NTSB: Freight crew was on scene during S. Carolina crash
COLUMBIA, S.C. (AP) — The crew of a CSX freight train was still on scene at the time of a deadly South Carolina crash, with an engineer running to safety as a passenger train hurtled down the track toward him, federal investigators said Wednesday.
That detail was among information released by the National Transportation Safety Board, which also noted that the freight train’s conductor “was thrown off the locomotive and sustained minor injuries.”
Most of the information released Wednesday mirrored details from a preliminary report published several weeks ago about the Feb. 4 crash near Cayce, in which the NTSB said human decision-making “likely” played a key role. Investigators said that a track switch was in the wrong position, sending a New York-to-Miami Amtrak passenger train onto a side track where the CSX freight train was parked after offloading materials nearby.
Amtrak engineer Michael Kempf, 54, of Savannah, Georgia, and conductor Michael Cella, 36, of Orange Park, Florida, were killed. More than 100 passengers were taken to hospitals for treatment.

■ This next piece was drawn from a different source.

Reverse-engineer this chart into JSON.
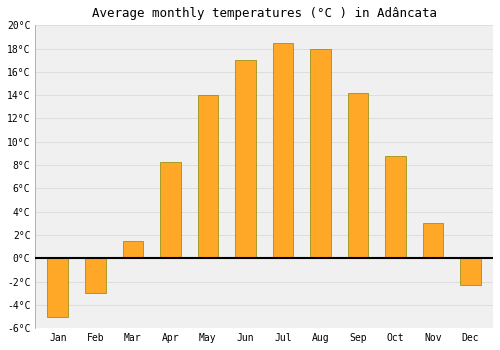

Authorities have also been analyzing a data recorder from the Amtrak locomotive, which investigators have said showed the train was going just under the 59 mph (95 kph) speed limit, and that the engineer applied the horn and emergency brakes before the crash.
Upon initial inspection, the NTSB also said that forward-facing video from the Amtrak locomotive stopped recording before the crash but that officials were still trying to determine if they could get more information from it.
In earlier comments, investigators said that railway signals were not operating normally at the time of the crash and were offline while crews installed a safety system that could have prevented this type of incident. The NTSB has recommended that the Federal Railroad Administration issue an emergency order to require railroads to take extra steps when the signal system is out of service and a switch has been repositioned, as in this case.
The final NTSB report on the Cayce crash isn’t expected for months.